5. Use of automation

Another factor in assessing a company’s digital maturity is its ability to wield automation effectively. Indeed, an organization is in a strong position to make use of automation when it achieves satisfactory levels across core pillars such as people, process, technology, and data. Typically, the primary aim is decreasing costs and improving performance. 

The use of automation is an indicator of pervasive data-driven culture since it requires a concerted effort to script redundant tasks in a manner that can leverage data with little human intervention. The intent is to make the organization more resilient to economic shocks through a leaner and more flexible workforce.

Conclusion

We are witnessing a paradigm shift.
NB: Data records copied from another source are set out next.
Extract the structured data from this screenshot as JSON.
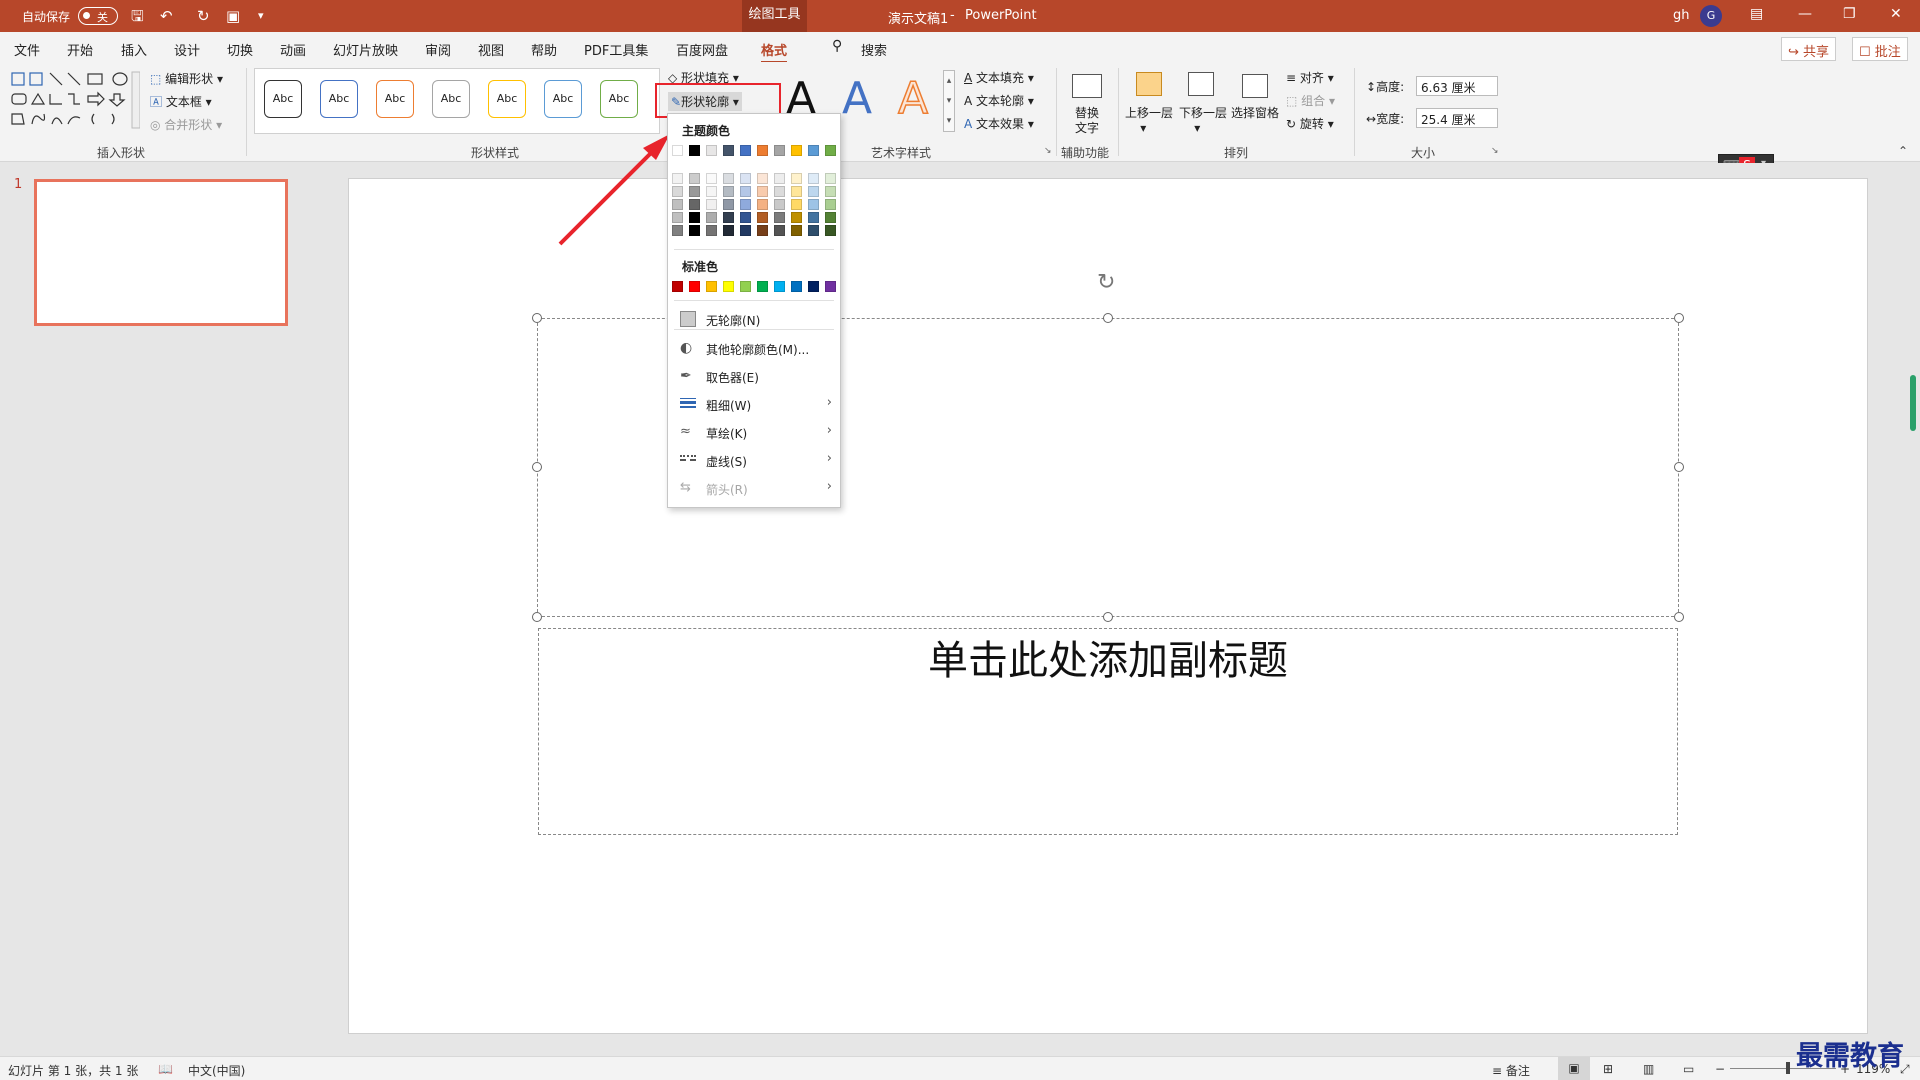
{
  "titlebar": {
    "autosave": "自动保存",
    "autosave_state": "关",
    "context_tab": "绘图工具",
    "doc": "演示文稿1",
    "sep": "-",
    "app": "PowerPoint",
    "user": "gh",
    "avatar": "G"
  },
  "tabs": [
    "文件",
    "开始",
    "插入",
    "设计",
    "切换",
    "动画",
    "幻灯片放映",
    "审阅",
    "视图",
    "帮助",
    "PDF工具集",
    "百度网盘",
    "格式"
  ],
  "active_tab": "格式",
  "search": "搜索",
  "share": "共享",
  "comments": "批注",
  "ribbon": {
    "insert_shapes": {
      "edit_shape": "编辑形状",
      "text_box": "文本框",
      "merge_shapes": "合并形状",
      "label": "插入形状"
    },
    "shape_styles": {
      "abc": "Abc",
      "colors": [
        "#333333",
        "#4472c4",
        "#ed7d31",
        "#a5a5a5",
        "#ffc000",
        "#5b9bd5",
        "#70ad47"
      ],
      "fill": "形状填充",
      "outline": "形状轮廓",
      "label": "形状样式"
    },
    "wordart": {
      "letter": "A",
      "text_fill": "文本填充",
      "text_outline": "文本轮廓",
      "text_effects": "文本效果",
      "label": "艺术字样式"
    },
    "accessibility": {
      "alt_text_1": "替换",
      "alt_text_2": "文字",
      "label": "辅助功能"
    },
    "arrange": {
      "bring_forward": "上移一层",
      "send_backward": "下移一层",
      "selection_pane": "选择窗格",
      "align": "对齐",
      "group": "组合",
      "rotate": "旋转",
      "label": "排列"
    },
    "size": {
      "height_label": "高度:",
      "height": "6.63 厘米",
      "width_label": "宽度:",
      "width": "25.4 厘米",
      "label": "大小"
    }
  },
  "menu": {
    "theme_colors": "主题颜色",
    "theme_top": [
      "#ffffff",
      "#000000",
      "#e7e6e6",
      "#44546a",
      "#4472c4",
      "#ed7d31",
      "#a5a5a5",
      "#ffc000",
      "#5b9bd5",
      "#70ad47"
    ],
    "standard_colors": "标准色",
    "standard": [
      "#c00000",
      "#ff0000",
      "#ffc000",
      "#ffff00",
      "#92d050",
      "#00b050",
      "#00b0f0",
      "#0070c0",
      "#002060",
      "#7030a0"
    ],
    "items": [
      {
        "label": "无轮廓(N)",
        "icon": "no-outline-icon",
        "arrow": false,
        "disabled": false
      },
      {
        "label": "其他轮廓颜色(M)...",
        "icon": "palette-icon",
        "arrow": false,
        "disabled": false
      },
      {
        "label": "取色器(E)",
        "icon": "eyedropper-icon",
        "arrow": false,
        "disabled": false
      },
      {
        "label": "粗细(W)",
        "icon": "line-weight-icon",
        "arrow": true,
        "disabled": false
      },
      {
        "label": "草绘(K)",
        "icon": "sketch-icon",
        "arrow": true,
        "disabled": false
      },
      {
        "label": "虚线(S)",
        "icon": "dashes-icon",
        "arrow": true,
        "disabled": false
      },
      {
        "label": "箭头(R)",
        "icon": "arrows-icon",
        "arrow": true,
        "disabled": true
      }
    ]
  },
  "slides": {
    "number": "1"
  },
  "slide": {
    "subtitle": "单击此处添加副标题"
  },
  "status": {
    "slide": "幻灯片 第 1 张，共 1 张",
    "lang": "中文(中国)",
    "notes": "备注",
    "zoom": "119%",
    "minus": "−",
    "plus": "+"
  },
  "watermark": "最需教育"
}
One in which a global calamity has removed the final obstacle to a fully digital future: human attitude. 

Groups that were lagging or on the fringes of internet adoption, were forced to embrace it out of necessity, and many found that investing in tech alone was not enough to create a data-driven business. 

The imperative to be more data-driven must come from the top, and continuous learning and workforce training in data literacy must be instilled across the entire organization. Only then can investing in tech and R&D make a company more resilient to economic shocks.